In memory
of the
soldiers of the
Confederate States
Army
who have died or may
die on the Pacific coast
Erected by the
Confederate Monument Association.
Lord God of Hosts, be with us yet.
Lest we forget - lest we forget.
1861-1865
The Confederate States of America (CSA), also known as the Confederacy, was a government set up in 1861 by seven southern slave states that had declared their secession from the United States. The Confederacy recognized as members eleven states that had formally declared secession, two additional states with less formal declarations, and one new territory.
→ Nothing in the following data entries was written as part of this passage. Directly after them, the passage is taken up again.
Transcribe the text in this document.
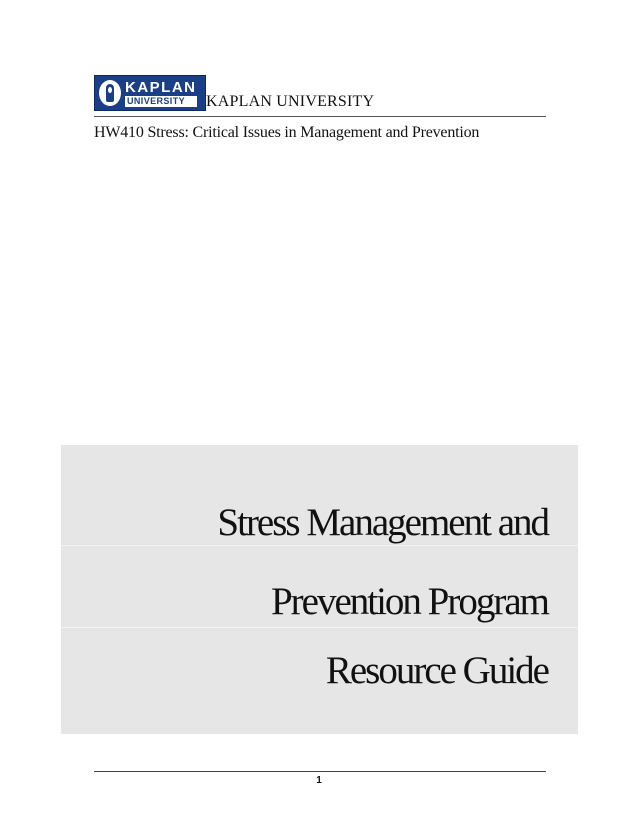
KAPLAN
UNIVERSITY	KAPLAN UNIVERSITY
HW410 Stress: Critical Issues in Management and Prevention
Stress Management and
Prevention Program
Resource Guide
1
Secessionists argued that the United States Constitution was a compact that each state could abandon without consultation; the United States (the Union) rejected secession as illegal. The American Civil War began with the 1861 Confederate attack upon Fort Sumter, a Union fort within territory claimed by the CSA. By 1865, after very heavy fighting, largely on Confederate soil, CSA forces were defeated and the Confederacy collapsed. No foreign nation officially recognized the Confederacy as an independent country, but several had granted belligerent status.
Public support of Confederate President Jefferson Davis's administration eroded over time with repeated military reverses, economic hardship, and allegations of autocratic government. After four years of Union campaigning, Richmond fell in April 1865.
On April 9, 1865, Confederate General Robert E. Lee surrendered the Army of Northern Virginia to Ulysses S. Grant — with that the Confederacy effectively collapsed. President Davis was captured on May 10, 1865, at Irwinville, Georgia. All remaining Confederate forces surrendered by June 1865. Four years later, the U.S. Supreme Court ruled in Texas v. White that secession was illegal and that the Confederacy had never legally existed.